Un par de urracas vienen a verme a mi puesto de trabajo. La gente me dice que tengo suerte, pues mi silla está al lado de una ventana, en un edificio que es como un Corte Inglés donde no se sabe cuándo es de día ni cuándo las noches son. Yo les digo que sí, y es verdad: les comento que está lloviendo cuando llueve y que hace un día muy bonito cuando luce el sol. Pero lo que más me gusta de mi sitio es ver las urracas.
No sé si es porque el grueso ventanal hace ese efecto espejo que impide atisbar desde el exterior lo que hay dentro o si, directamente, pasan de mí. El caso es que parecen totalmente ajenas a mi existencia y se dedican a husmear entre las piedrinas del terrado. A veces les hablo y les digo que podrían construir ahí, delante de mis narices, uno de esos nidos que dicen que hacen, con cuentas de colores y trocitos de plástico brillantes que roban y luego acumulan.

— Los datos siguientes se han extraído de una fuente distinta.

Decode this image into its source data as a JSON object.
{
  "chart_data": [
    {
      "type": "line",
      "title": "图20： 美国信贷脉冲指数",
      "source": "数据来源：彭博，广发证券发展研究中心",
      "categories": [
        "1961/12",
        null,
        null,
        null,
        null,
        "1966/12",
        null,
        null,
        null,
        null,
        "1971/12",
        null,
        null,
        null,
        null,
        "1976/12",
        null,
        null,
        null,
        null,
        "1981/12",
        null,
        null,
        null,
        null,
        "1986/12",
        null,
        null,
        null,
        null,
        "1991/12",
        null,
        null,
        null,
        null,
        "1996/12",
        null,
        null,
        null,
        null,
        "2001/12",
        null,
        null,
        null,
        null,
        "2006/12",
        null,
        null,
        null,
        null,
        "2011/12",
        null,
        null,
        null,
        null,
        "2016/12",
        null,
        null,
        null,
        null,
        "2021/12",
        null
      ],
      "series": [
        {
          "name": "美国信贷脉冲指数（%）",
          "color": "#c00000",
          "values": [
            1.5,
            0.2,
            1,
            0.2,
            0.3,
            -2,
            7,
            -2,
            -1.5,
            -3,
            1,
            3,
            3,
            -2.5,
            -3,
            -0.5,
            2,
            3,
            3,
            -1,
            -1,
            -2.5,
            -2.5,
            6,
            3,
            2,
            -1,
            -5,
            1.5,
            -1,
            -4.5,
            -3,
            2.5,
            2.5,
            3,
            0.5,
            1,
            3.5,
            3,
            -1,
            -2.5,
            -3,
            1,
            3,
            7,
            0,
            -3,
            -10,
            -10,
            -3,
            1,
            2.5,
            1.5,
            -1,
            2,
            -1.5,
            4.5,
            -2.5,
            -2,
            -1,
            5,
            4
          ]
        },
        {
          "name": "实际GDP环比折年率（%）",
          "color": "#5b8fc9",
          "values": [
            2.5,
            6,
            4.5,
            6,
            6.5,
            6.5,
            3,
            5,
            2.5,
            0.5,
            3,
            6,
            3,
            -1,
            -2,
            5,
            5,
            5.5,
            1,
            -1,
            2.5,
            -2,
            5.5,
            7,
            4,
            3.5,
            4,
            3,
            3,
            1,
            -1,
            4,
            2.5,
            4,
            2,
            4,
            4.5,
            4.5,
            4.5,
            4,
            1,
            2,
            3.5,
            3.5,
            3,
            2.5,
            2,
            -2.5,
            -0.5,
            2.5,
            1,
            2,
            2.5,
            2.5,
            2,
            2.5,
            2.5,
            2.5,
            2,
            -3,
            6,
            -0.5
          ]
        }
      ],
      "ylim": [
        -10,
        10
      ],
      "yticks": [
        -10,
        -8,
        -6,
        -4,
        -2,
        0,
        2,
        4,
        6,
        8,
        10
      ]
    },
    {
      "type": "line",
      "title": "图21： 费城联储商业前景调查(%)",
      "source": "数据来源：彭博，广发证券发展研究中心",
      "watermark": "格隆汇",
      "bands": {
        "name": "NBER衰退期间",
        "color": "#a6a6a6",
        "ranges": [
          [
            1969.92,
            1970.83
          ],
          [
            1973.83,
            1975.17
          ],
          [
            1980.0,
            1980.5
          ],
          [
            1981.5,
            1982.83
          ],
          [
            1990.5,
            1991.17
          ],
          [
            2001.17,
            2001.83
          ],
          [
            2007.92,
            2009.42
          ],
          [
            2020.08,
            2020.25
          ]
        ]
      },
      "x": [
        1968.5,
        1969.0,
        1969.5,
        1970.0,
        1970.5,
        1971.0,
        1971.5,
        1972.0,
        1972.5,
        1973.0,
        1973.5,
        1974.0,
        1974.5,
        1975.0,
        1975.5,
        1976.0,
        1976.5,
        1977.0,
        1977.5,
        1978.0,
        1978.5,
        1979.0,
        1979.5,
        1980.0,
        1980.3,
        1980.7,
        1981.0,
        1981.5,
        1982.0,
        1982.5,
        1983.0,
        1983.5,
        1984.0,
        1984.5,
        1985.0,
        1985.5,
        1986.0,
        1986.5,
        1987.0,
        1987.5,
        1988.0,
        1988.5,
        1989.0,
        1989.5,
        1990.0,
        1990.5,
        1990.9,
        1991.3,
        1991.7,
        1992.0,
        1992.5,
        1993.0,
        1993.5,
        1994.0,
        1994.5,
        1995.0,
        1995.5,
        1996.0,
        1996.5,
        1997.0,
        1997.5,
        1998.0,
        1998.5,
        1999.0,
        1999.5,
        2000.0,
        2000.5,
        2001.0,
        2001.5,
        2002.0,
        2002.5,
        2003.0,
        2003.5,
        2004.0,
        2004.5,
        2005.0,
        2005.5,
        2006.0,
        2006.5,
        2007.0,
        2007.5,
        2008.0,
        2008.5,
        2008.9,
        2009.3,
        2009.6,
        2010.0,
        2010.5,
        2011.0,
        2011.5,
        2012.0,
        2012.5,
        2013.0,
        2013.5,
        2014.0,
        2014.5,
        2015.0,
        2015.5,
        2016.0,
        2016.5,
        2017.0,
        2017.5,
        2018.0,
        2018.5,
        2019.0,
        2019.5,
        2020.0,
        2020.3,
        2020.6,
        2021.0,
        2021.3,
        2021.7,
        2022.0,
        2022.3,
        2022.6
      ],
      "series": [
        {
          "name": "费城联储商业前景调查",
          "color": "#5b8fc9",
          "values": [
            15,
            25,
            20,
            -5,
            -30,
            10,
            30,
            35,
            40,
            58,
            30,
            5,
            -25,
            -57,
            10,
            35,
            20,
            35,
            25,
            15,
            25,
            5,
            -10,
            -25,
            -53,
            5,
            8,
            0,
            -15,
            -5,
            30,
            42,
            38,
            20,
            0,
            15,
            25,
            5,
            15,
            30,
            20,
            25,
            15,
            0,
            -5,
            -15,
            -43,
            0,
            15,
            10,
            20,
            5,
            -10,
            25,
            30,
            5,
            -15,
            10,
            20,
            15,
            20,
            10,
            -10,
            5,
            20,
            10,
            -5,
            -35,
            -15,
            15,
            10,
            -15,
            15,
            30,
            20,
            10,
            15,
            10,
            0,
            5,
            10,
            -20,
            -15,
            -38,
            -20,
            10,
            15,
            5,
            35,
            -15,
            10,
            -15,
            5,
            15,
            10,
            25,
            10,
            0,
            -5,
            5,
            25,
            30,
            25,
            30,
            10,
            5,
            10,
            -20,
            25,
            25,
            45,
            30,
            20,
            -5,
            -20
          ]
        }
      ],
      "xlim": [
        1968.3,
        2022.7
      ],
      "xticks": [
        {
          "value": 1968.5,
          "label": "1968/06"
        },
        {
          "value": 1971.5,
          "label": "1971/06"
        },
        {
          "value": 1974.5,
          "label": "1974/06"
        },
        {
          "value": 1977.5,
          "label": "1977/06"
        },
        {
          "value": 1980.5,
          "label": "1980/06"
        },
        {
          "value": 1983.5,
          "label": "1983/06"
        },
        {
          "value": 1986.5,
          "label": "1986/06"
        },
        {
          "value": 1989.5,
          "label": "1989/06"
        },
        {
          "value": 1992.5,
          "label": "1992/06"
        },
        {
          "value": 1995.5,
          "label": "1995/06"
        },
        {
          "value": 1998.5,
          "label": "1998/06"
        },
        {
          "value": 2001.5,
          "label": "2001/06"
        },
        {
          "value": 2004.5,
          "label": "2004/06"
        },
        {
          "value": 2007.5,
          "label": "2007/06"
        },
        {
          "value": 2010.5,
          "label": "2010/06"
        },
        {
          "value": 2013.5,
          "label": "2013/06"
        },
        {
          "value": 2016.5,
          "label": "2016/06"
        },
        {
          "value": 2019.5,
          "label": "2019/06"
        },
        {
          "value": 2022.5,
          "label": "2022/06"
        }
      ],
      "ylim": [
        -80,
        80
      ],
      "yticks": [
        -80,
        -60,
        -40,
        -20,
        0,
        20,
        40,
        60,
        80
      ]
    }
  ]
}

Cuando las veo ahí, tan cerca, con ese brochazo azul en el borde de las alas, pienso en la belleza abrumadora del mundo. Ajeno a nuestras cuitas, el universo sigue con su curso. Se expande, muta, se mueve. La mayor parte del tiempo no nos fijamos en ella, pero la perfección existe: El otro día un buitre negro se acercó batiendo sus alas y se posó ahí, ante mí, mirándome a los ojos.
Siento algo parecido ante las imágenes del rape abisal que encontraron hace unos días cerca de las Canarias. El bicho, al que algún desaprensivo puso el nombre de ‘demonio negro’, había permanecido hasta entonces en las páginas de curiosidades de nuestros libros de zoología de la infancia. Con su pedúnculo luminoso para atraer a las presas a su boca y sus dientes desbordantes, pertenecía a ese reino de criaturas semidesconocidas, casi extraterrestres, que habitan los fondos marinos.
El verlo nadar, a plena luz del día, acercándose a la superficie, tenía algo de épico. Era su último viaje, pues los científicos que lo filmaron dijeron que murió poco después. Pero se diría que en la forma de mover su cola y su determinación vertical había algo más que una dirección equivocada.
Me gusta pensar que la criatura quería ver el mundo que hay al otro lado de la superficie. Más allá del límite que separa el reino acuático del aéreo. Que aún sabiendo que la diferencia de presión o la luminosidad acabarían con su vida, algo le empujaba a subir, asomar la cabeza, y luego morir. En los movimientos de su cola (acaso comestible) hay algo más que unas células contrayéndose y estirándose: hay una sinfonía de belleza eterna.